Tuesday, January 20, 2009

Summertime


DSC05707
Originally uploaded by texasgawain
The little boy I have there is my other child. The boy. He's wonderful, and annoying. He's everything I wasn't.. and a few things I was.

He'll never be me. That is the hardest lesson of fatherhood. Initially I think most men have a conception of their son being their legacy... a sort of follow up, themselves part two.

Then you have one... and you realize, he's not you. Never will be. From the first day he's someone else. Learning to deal with that is the essence of the transition from child to father.

On to the good stuff, he's a boy! Despite being different, he's still a boy. There are some things we share my wife will never understand. Partly I feel its my job to protect him a bit.. from the women in his life. At this tender age he's still very unsophisticated compared to females.. any females.

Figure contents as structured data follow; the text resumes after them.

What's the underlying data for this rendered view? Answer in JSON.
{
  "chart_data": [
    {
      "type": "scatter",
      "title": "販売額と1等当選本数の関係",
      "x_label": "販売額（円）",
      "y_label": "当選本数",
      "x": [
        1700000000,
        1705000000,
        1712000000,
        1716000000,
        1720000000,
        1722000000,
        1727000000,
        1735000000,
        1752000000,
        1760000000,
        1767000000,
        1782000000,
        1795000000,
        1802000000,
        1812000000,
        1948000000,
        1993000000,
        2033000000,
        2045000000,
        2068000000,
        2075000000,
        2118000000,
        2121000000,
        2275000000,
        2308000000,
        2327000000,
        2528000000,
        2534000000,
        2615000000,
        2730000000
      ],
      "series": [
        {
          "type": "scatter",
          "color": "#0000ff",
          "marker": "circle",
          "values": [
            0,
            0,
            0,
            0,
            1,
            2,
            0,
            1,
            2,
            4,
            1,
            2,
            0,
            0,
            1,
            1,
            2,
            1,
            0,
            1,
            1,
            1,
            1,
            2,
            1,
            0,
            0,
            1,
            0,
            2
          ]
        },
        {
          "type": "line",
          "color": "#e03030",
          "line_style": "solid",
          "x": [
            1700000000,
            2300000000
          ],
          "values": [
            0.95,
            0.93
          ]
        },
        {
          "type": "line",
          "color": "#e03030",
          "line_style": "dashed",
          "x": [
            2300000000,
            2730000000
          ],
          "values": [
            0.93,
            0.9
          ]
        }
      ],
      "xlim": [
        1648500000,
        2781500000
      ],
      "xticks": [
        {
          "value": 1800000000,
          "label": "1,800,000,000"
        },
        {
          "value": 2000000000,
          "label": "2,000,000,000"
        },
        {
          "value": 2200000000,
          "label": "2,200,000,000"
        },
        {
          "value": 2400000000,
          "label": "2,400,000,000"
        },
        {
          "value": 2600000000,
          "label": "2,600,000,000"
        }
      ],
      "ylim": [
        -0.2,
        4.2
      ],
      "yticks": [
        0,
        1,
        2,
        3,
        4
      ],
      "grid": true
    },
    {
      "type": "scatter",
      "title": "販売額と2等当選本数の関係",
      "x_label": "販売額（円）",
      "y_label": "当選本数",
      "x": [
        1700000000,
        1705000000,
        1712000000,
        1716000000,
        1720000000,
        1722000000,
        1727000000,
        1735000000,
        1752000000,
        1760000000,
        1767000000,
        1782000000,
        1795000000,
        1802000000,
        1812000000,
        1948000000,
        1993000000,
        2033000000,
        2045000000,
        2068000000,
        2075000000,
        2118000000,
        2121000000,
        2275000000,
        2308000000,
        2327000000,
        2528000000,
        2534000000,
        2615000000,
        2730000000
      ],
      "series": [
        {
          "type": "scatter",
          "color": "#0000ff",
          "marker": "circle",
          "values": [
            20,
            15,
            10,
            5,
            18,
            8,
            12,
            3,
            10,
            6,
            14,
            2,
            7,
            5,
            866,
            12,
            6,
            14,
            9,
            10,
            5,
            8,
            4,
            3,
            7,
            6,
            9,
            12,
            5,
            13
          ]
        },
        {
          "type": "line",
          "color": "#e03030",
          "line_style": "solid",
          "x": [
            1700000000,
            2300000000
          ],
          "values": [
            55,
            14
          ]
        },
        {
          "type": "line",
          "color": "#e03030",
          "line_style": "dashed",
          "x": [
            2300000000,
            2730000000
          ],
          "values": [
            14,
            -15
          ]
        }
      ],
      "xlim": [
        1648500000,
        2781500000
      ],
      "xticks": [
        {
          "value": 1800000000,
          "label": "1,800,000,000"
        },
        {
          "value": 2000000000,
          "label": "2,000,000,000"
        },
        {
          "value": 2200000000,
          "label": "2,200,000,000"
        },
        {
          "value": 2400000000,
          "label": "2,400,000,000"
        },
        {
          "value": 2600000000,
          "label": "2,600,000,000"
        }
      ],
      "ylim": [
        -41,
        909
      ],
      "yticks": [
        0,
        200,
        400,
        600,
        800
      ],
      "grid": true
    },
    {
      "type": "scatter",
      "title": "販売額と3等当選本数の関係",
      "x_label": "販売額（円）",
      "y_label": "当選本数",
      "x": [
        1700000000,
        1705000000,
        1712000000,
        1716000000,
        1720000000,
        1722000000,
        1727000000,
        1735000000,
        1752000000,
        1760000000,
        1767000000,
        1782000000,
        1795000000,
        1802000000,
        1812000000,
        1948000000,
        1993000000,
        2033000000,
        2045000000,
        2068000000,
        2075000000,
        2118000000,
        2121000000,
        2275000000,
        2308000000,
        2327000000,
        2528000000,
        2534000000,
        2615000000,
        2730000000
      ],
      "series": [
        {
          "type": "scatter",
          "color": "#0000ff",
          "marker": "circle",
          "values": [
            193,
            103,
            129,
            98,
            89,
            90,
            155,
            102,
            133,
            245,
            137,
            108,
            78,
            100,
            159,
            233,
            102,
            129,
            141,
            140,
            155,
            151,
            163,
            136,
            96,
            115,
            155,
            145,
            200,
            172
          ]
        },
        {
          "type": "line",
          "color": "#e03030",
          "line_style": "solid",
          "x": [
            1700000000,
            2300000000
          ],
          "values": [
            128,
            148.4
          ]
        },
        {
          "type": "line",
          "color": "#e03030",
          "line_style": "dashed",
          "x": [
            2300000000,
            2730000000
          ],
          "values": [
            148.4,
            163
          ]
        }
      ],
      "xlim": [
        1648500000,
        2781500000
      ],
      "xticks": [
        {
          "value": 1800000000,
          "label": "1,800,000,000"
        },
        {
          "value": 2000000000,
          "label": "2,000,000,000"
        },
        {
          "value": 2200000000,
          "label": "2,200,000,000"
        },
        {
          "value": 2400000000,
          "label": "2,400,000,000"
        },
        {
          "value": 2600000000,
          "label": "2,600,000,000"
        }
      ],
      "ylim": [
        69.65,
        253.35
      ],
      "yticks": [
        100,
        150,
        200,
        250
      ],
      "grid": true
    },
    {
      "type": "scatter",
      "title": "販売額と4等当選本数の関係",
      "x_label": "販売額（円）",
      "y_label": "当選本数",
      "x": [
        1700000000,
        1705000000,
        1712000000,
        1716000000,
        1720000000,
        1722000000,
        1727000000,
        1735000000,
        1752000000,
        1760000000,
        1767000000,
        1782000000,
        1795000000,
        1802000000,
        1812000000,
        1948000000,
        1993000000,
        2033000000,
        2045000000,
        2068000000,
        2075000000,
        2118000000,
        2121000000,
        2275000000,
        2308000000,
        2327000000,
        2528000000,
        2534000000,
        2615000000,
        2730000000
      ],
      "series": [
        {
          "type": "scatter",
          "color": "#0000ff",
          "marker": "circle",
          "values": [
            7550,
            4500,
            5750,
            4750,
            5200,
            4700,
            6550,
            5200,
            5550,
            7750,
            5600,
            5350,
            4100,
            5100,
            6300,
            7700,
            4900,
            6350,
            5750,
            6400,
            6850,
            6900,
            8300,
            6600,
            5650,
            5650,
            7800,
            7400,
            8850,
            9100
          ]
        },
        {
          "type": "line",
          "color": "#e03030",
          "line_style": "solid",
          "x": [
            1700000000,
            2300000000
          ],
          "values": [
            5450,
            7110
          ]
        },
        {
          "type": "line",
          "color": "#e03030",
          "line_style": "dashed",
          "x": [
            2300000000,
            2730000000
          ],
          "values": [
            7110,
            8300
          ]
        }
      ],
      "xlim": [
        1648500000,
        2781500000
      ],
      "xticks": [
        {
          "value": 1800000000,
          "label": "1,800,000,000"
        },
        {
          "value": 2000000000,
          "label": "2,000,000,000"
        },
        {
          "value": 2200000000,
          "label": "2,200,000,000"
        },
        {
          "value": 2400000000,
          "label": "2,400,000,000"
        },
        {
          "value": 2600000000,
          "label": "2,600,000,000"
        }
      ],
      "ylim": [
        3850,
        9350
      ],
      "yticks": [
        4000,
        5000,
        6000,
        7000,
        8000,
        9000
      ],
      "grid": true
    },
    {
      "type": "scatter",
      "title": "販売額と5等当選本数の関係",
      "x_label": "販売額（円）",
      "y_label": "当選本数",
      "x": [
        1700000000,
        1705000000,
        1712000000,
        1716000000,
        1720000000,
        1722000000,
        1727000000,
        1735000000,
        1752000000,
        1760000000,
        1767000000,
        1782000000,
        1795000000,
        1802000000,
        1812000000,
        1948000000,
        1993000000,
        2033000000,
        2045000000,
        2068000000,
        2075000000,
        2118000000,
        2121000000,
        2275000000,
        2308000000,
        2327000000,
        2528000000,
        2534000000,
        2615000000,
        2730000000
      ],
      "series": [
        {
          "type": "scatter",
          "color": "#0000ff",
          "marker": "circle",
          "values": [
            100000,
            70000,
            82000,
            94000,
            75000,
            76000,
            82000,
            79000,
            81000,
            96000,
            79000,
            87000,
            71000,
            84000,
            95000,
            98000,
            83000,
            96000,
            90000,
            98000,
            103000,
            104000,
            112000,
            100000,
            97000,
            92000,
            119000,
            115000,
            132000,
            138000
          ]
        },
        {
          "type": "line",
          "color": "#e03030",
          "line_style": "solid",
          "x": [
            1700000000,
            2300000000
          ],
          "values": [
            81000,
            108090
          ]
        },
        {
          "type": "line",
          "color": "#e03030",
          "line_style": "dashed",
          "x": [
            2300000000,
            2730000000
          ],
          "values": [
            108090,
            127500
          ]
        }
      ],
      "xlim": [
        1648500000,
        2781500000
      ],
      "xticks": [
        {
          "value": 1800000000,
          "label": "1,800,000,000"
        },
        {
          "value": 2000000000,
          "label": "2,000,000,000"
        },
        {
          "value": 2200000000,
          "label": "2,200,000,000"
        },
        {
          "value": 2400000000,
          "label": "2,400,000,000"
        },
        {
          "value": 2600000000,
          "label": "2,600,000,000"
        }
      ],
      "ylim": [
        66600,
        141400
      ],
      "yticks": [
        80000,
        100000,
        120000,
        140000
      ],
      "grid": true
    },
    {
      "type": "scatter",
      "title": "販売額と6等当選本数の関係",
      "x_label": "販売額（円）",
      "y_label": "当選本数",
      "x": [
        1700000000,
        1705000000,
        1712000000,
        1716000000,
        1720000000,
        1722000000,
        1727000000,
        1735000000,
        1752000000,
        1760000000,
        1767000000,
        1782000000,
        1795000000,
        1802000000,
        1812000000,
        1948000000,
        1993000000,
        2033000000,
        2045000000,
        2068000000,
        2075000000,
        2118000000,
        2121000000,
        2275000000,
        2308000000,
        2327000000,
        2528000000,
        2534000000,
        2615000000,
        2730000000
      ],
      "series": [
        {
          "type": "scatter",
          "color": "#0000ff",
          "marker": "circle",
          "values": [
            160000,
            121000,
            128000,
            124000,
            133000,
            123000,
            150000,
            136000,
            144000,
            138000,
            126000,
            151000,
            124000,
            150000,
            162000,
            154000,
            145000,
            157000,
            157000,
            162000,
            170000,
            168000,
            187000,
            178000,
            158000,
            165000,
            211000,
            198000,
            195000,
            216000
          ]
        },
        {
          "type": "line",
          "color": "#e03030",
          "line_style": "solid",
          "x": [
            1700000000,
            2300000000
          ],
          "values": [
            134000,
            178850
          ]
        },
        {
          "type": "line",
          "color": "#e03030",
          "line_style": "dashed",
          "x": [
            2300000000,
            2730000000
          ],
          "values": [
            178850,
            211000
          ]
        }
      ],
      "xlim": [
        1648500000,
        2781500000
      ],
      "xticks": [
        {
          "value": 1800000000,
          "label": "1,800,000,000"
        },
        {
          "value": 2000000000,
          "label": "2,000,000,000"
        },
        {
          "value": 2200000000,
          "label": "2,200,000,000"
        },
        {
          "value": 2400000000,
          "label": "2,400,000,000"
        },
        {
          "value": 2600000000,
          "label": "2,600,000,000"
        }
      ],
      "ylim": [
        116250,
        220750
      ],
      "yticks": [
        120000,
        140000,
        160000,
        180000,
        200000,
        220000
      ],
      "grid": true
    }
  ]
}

Not only that.. but women really don't understand us and he's a poor communicator as well (would that he had gotten that gift of mine!). Often its all I can do to haul his bacon out of the fires of feminine retribution before he pours gasoline on the flames with his poor wording.

I love him.

We don't always get along, but somehow he knows I'm looking out for him, even as I tease him about his music teacher (she's cute and he knows it!).

He's good in ways I never was, and sometimes wish he wasn't. On the other hand.. he'll never make the mistakes I did... but I"m helpless to protect him from the mistakes his own brand of choices will produce. It should be fun to watch.

Keep the hugs coming son, and I'll keep cheering for you no matter what you decide to go after.